Mr Stone was the first to challenge the gunman and grabbed him by the neck.
Mr Skarlatos told Sky News: "I grabbed the handgun, got the handgun away from the guy and threw it. Then I grabbed the AK which was at his feet and started muzzle-thumping him in the head with it.
"Everybody just started beating on the guy while Spencer held the choke hold, until he went unconscious at that point. People started to restrain him."
Mr Skarlatos picked up the AK-47 and checked the other carriages in case there was another gunman.
Mr Skarlatos returned to carriage 12, where it all started, cleared the weapons and put them in a pile.
He told Sky News: "I noticed when I removed the round in the chamber of the AK that the primer had been struck, which means he pulled the trigger on the AK.

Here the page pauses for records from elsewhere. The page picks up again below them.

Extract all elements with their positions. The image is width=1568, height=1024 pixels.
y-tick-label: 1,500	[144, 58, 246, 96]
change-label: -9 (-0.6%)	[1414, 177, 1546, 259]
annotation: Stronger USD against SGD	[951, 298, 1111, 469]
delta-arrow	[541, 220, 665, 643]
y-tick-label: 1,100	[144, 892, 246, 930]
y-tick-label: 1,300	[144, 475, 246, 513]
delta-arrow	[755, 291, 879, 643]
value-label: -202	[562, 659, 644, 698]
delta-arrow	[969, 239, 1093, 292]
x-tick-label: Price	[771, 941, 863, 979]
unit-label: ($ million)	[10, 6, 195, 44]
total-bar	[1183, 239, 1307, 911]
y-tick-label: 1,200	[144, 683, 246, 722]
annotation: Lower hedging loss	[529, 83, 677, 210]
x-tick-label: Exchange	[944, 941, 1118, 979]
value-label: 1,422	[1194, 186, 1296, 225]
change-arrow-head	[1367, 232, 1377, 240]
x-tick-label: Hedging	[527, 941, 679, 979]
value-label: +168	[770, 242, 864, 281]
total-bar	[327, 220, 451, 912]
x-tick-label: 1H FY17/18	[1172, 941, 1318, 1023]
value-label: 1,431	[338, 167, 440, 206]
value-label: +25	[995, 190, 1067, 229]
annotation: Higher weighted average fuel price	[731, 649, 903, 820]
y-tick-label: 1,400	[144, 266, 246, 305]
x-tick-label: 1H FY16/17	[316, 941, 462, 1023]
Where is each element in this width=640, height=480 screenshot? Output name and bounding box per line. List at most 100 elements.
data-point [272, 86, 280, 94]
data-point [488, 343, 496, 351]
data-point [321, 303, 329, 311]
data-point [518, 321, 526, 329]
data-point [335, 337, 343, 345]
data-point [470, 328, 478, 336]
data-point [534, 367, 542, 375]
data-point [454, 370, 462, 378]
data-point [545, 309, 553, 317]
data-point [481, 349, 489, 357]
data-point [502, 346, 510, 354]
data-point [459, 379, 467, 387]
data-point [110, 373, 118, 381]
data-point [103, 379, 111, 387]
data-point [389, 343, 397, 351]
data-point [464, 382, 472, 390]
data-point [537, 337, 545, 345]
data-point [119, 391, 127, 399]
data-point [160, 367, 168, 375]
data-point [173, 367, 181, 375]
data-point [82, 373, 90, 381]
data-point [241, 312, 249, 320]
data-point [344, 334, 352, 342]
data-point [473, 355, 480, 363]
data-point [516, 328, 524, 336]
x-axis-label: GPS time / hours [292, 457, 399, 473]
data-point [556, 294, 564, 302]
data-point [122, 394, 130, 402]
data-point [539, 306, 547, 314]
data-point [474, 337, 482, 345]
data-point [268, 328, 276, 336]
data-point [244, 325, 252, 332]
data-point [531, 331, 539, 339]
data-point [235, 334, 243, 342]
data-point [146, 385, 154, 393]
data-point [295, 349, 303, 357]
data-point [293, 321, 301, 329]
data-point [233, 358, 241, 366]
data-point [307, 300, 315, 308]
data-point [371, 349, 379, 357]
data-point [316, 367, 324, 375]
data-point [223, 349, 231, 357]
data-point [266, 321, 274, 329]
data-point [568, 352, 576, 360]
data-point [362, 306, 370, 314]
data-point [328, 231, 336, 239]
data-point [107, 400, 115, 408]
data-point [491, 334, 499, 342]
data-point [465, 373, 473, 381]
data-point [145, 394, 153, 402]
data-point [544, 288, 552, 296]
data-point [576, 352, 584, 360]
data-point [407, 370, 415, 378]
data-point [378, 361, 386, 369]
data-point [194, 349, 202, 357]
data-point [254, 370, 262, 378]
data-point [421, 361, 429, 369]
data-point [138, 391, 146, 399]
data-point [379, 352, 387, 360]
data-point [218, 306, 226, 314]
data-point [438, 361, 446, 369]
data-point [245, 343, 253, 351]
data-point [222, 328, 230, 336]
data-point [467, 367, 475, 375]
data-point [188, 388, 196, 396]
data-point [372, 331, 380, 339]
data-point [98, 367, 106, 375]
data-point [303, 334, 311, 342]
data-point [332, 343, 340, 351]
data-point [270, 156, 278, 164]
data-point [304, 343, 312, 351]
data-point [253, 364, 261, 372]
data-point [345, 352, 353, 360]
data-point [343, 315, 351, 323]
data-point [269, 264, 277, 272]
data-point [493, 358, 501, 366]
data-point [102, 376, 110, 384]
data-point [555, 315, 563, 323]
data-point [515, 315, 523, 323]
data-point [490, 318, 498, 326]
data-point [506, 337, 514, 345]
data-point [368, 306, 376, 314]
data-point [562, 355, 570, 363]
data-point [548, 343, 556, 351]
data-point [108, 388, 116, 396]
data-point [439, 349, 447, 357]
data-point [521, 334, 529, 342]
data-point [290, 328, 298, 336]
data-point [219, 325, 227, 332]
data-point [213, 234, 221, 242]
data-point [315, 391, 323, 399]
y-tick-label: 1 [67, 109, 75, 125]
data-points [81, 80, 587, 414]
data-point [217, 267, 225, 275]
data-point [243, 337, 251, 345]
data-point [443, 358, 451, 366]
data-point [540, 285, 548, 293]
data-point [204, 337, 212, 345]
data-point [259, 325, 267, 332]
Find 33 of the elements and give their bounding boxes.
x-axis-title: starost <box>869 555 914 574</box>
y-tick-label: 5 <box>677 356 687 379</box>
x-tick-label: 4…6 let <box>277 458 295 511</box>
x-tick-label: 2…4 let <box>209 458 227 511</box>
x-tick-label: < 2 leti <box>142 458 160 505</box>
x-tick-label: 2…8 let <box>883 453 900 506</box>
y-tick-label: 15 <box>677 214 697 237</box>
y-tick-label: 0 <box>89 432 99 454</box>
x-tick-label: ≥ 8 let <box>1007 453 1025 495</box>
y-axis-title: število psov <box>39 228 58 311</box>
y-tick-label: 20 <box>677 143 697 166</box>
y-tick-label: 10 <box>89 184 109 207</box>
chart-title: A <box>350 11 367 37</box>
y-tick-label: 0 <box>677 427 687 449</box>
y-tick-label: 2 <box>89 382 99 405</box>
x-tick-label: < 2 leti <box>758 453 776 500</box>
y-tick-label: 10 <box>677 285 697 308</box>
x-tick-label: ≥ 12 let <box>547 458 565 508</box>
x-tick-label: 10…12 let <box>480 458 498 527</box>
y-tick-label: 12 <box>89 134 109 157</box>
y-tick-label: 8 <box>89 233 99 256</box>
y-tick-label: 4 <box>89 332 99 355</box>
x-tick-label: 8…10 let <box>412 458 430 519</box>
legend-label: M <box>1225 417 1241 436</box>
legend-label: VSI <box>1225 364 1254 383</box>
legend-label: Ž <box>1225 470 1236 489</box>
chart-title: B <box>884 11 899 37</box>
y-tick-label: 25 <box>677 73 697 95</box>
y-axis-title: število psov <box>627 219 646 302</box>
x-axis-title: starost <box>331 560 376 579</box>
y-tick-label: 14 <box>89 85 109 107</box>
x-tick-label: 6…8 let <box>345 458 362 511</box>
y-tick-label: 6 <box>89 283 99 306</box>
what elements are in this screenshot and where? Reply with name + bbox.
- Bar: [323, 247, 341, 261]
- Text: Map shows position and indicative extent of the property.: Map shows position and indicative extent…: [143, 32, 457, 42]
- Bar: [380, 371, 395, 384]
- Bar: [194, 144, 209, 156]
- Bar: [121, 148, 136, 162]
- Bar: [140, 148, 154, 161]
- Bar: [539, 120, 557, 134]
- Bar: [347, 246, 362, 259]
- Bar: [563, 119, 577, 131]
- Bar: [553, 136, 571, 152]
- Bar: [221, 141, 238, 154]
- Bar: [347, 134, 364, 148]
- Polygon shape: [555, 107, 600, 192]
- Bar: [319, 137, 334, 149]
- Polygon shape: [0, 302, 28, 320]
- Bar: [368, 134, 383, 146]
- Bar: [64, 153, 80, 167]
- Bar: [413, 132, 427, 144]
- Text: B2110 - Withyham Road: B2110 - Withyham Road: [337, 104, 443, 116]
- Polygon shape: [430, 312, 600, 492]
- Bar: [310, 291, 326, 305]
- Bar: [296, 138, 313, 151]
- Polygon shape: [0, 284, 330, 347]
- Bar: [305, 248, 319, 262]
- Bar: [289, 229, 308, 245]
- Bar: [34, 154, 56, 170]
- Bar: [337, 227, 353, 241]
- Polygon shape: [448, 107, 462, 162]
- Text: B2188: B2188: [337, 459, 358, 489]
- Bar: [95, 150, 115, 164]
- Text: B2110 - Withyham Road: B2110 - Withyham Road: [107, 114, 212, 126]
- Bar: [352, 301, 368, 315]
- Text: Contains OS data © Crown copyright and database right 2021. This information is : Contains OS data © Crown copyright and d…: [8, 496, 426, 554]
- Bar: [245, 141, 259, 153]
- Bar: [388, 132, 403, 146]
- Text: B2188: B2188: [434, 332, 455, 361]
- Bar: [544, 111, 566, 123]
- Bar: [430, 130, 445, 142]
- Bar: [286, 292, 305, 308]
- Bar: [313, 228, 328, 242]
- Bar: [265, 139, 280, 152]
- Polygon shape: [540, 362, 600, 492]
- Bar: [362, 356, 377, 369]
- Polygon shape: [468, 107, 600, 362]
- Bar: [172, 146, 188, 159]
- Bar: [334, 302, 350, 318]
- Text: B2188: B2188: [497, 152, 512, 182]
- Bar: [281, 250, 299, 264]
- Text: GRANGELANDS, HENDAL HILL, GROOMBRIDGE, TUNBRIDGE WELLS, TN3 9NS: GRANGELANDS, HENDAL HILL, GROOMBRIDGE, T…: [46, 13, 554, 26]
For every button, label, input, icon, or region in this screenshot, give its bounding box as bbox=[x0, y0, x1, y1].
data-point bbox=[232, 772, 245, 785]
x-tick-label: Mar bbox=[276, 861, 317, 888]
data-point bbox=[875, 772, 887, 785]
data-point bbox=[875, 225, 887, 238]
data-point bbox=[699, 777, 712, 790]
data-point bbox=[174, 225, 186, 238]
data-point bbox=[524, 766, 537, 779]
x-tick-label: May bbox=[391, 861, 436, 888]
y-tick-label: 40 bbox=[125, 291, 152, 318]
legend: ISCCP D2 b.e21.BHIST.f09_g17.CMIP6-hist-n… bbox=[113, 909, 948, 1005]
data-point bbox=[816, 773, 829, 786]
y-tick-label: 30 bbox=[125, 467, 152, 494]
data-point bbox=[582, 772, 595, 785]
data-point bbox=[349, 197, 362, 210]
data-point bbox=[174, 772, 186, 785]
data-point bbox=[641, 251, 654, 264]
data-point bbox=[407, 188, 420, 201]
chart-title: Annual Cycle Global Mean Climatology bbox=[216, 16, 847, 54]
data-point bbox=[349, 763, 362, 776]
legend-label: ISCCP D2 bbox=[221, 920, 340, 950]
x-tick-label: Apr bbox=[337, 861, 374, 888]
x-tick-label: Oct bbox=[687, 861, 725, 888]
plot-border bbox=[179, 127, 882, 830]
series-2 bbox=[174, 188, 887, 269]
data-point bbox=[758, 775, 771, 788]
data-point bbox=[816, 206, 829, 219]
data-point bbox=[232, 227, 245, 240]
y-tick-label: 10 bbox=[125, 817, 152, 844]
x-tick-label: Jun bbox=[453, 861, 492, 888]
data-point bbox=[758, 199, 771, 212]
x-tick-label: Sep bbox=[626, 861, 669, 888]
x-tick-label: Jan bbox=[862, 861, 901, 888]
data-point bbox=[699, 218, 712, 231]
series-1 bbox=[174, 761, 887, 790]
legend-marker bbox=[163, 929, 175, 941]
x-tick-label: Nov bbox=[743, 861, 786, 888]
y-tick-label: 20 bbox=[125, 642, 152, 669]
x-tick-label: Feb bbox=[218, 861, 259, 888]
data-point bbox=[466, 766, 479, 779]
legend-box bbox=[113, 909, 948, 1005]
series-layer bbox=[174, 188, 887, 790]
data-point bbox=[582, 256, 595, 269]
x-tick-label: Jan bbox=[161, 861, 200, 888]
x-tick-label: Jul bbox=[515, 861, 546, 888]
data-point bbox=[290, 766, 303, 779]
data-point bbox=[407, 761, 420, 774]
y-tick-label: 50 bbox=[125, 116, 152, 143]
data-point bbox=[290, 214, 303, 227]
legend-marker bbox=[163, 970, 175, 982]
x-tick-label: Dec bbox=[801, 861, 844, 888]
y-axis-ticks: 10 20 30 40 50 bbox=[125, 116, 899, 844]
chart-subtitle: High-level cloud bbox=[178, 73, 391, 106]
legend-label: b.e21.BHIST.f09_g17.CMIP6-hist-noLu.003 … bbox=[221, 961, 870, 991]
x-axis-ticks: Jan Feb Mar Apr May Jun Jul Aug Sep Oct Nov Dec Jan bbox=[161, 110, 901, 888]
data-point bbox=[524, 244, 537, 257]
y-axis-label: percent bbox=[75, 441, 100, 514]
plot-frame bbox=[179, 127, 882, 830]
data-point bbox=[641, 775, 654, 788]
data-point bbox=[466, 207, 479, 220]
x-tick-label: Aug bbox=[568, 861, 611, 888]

"The primer was just faulty, so the gun did not go off, luckily, and he did not know how to fix it, which was also very lucky.
"When I cleared the handgun I also noticed that there was no magazine in it - so he had either dropped it accidentally or did not load it properly. He was only able to get what appeared to be one shot off with the handgun."
Mr Skarlatos had returned from a deployment in Afghanistan in July with the National Guard, his stepmother Karen Skarlatos said.
She described the US passengers who helped as "big, strong, brave guys and they love their country and they are both in the military and they are prepared, and so it doesn't surprise us that they were capable of doing this."
French interior minister Bernard Cazeneuve said the suspect's identity had yet to be confirmed, but it was believed that he had radical Islamist beliefs. A 26-year-old Moroccan man was arrested and anti-terror police are leading the investigation.
French actor Jean-Hugues Anglade, the star of Betty Blue and Nikita, was among the passengers who was lightly wounded breaking glass to sound the alarm.
In an interview with Paris Match magazine Mr Anglade said train staff entered a private cabin and locked it when they heard gunshots, leaving the passengers alone.
He said: "I really could see us all dying because we were all prisoners in that train, it would have been impossible to escape from that nightmare."